INFO: Nodelist of job: n2fpga15
INFO: Setting SPANK_FPGALINK0=n00:acl0:ch0-n00:acl1:ch0
INFO: Setting SPANK_FPGALINK1=n00:acl1:ch1-n00:acl2:ch1
Host list
n2fpga15
Generated connections
fpgalink n2fpga15:acl0:ch0-n2fpga15:acl1:ch0
fpgalink n2fpga15:acl1:ch1-n2fpga15:acl2:ch1
Topology configuration request accepted after 0.3800797462463379s
[{"in":"4.3.5","out":"4.3.7","response":{"status":"1","msg":"OK","description":"Cross Connection added successfully!"}},{"in":"4.3.8","out":"4.4.2","response":{"status":"1","msg":"OK","description":"Cross Connection added successfully!"}}]
Begin link tests
Iteration 1
n2fpga15:acl0:ch0:4.3.5>4.3.7 input: 6.85 output: 4.95 loss: 1.89
n2fpga15:acl1:ch0:4.3.7>4.3.5 input: 5.09 output: 3.36 loss: 1.73
n2fpga15:acl1:ch1:4.3.8>4.4.2 input: 6.62 output: 4.98 loss: 1.64
n2fpga15:acl2:ch1:4.4.2>4.3.8 input: 5.53 output: 3.72 loss: 1.81
To visualize this configuration click here:
https://pc2.github.io/fpgalink-gui/index.html?import=--fpgalink%3Dn2fpga15%3Aacl0%3Ach0-n2fpga15%3Aacl1%3Ach0%20--fpgalink%3Dn2fpga15%3Aacl1%3Ach1-n2fpga15%3Aacl2%3Ach1
Note that the final output of the tool is a link to the FPGA-Link GUI with pre-populated topology that can be used to vizualize and verify the setup.

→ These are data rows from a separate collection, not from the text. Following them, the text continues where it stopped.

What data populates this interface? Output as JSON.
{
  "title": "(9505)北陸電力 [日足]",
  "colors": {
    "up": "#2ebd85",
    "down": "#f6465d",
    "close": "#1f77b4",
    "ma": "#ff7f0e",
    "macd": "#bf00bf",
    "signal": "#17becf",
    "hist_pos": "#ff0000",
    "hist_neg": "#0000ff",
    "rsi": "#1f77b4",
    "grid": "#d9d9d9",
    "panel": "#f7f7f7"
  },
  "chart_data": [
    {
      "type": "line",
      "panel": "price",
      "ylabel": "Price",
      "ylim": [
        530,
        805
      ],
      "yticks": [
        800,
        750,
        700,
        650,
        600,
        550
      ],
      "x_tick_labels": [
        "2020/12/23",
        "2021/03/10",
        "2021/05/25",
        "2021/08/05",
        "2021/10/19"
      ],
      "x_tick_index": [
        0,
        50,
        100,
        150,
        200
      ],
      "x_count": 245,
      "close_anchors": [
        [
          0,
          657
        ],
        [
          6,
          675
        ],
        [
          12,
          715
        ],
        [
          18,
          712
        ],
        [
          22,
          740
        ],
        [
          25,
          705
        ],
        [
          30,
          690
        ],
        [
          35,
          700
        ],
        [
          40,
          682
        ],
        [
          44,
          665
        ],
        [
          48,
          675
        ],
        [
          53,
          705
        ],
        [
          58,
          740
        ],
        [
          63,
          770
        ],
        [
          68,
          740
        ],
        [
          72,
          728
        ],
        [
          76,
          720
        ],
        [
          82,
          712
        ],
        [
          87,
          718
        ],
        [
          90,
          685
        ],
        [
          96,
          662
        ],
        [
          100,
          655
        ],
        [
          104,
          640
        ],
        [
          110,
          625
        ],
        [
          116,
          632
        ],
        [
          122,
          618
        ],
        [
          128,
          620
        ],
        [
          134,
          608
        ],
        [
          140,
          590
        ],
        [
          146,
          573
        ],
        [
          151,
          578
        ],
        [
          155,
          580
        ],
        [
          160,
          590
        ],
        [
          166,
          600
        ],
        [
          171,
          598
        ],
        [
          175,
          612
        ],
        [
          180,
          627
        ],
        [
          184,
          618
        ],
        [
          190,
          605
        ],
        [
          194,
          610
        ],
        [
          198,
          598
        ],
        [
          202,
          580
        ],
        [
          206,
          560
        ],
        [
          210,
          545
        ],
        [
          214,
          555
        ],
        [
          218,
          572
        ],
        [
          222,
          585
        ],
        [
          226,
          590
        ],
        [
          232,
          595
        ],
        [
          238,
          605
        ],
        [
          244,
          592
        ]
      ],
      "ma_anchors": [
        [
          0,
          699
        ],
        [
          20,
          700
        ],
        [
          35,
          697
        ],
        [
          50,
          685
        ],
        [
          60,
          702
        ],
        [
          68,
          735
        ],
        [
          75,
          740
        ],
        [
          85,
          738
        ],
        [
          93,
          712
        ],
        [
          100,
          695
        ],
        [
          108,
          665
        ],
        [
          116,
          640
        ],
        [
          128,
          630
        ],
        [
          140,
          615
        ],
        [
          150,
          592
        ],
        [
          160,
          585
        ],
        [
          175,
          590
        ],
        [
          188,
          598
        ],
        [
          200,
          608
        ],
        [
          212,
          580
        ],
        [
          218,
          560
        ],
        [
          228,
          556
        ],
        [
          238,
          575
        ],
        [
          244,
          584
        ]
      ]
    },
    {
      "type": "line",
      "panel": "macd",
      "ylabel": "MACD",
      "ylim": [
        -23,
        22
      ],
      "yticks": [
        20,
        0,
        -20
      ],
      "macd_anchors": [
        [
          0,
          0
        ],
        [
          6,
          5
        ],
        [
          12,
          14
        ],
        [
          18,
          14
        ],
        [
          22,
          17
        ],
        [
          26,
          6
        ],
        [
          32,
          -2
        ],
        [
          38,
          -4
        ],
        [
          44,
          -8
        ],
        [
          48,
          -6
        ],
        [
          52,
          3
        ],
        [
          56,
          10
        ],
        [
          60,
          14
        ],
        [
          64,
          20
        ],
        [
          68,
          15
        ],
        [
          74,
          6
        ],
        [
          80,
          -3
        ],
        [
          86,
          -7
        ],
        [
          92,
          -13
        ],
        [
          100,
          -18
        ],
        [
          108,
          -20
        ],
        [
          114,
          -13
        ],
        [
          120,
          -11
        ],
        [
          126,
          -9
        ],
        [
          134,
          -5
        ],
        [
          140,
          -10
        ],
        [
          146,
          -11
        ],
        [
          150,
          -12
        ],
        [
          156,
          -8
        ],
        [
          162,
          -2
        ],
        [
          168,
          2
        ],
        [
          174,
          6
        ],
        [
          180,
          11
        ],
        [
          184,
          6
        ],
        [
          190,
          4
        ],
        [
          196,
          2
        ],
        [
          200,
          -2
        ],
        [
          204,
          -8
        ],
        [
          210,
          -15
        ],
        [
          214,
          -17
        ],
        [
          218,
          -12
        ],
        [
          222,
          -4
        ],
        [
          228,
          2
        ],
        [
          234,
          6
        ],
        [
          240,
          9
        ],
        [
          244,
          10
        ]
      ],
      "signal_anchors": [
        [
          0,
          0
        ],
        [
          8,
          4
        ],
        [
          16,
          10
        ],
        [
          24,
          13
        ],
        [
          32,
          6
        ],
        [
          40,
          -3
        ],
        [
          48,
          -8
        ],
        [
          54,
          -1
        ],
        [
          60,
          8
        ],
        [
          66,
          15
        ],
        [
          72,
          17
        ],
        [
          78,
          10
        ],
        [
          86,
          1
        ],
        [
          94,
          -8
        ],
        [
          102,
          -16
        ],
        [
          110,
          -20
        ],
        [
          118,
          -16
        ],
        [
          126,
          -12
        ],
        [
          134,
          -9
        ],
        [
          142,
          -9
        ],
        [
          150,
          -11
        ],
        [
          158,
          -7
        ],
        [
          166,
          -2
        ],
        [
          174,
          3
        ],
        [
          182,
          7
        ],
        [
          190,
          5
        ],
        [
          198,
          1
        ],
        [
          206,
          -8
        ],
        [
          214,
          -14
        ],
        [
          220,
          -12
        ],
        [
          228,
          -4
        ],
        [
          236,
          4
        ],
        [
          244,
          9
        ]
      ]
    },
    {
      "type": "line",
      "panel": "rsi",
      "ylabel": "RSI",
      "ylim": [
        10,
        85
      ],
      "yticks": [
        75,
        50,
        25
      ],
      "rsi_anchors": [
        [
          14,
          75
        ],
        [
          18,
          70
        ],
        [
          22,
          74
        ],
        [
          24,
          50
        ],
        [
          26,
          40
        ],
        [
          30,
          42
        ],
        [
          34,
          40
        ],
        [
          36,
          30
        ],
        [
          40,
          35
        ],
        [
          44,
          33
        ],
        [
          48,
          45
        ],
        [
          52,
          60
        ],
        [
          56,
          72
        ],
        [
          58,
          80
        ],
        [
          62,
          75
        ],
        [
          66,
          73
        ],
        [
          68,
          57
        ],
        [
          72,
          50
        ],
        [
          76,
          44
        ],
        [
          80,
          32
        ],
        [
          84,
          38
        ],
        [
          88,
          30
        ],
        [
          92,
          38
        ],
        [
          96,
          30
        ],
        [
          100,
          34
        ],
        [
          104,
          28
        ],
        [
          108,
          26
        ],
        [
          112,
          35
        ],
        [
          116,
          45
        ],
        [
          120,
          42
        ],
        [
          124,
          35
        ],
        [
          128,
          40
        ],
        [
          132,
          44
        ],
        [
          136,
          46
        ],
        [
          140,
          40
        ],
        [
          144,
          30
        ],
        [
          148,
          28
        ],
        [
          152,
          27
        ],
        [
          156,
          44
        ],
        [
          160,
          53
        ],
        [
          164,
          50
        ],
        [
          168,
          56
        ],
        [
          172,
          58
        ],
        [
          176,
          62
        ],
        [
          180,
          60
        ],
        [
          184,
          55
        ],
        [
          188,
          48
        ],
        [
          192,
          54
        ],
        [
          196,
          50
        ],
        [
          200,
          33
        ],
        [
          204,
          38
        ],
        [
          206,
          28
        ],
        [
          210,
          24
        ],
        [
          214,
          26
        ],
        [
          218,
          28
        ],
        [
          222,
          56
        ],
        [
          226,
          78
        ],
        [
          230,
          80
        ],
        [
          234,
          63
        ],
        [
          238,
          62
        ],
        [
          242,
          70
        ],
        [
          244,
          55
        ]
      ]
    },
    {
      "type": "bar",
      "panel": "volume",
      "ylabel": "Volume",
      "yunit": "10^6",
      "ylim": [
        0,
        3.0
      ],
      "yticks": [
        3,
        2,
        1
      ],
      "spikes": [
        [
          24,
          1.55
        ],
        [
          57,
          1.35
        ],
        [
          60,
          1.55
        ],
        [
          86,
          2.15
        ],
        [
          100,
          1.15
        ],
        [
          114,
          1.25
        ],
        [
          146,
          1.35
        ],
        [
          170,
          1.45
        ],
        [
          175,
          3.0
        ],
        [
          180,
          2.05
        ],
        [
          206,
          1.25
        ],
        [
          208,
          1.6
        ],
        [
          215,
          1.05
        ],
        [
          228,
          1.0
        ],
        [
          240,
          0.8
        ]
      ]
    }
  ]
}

Using Serial Channels in Design Flows
Xilinx Alveo U280
Refer to our AuroraFlow project for an example design implementing serial communication channels on the Alveo U280. Alternatively, you can use Xilinx ACCL for an Ethernet-based communication scheme.
Intel Stratix 10
All Intel Stratix 10 boards on Noctua 2 offer 4 point-to-point connections to other FPGA boards when the node is configured with a p520_max_sg280l BSP. Their use differs based on the used development flow.
OneAPI
Refer to the documentation on I/O Pipes for details on how to use the external serial channels. The channel IDs are mapped as follows:
Port 0: Channels 0 (read) and 1 (write)
Port 1: Channels 2 (read) and 3 (write)
Port 2: Channels 4 (read) and 5 (write)
Port 3: Channels 6 (read) and 7 (write)
The pipes need to be configured for a data type of width 256 bits. This could, for example, be a std::array<int, 8>
. You may use a small C++ header like the following to bundle read and write pipes into a single channel
class that has both read
and write
operations:
#include <sycl/ext/intel/fpga_extensions.hpp>
template <int portnum>
struct read_channel_id {
static constexpr unsigned id = portnum * 2;
};
template <int portnum>
struct write_channel_id {
static constexpr unsigned id = portnum * 2 + 1;
};
template <int portnum, class T, std::size_t min_capacity = 0>
// requires((portnum >= 0) && (portnum < 4) && (sizeof(T) == 32)) // C++20 only
struct external_channel
: private sycl::ext::intel::kernel_readable_io_pipe<read_channel_id<portnum>, T, min_capacity>,
private sycl::ext::intel::kernel_writeable_io_pipe<write_channel_id<portnum>, T, min_capacity> {
using read_pipe = sycl::ext::intel::kernel_readable_io_pipe<read_channel_id<portnum>, T, min_capacity>;
using write_pipe = sycl::ext::intel::kernel_writeable_io_pipe<write_channel_id<portnum>, T, min_capacity>;
using read_pipe::read;
using write_pipe::write;
};
OpenCL
From the OpenCL environment, these links are used as external serial channels. A status reg value of 0xfff11ff1 in the diagnose indicates an active connection.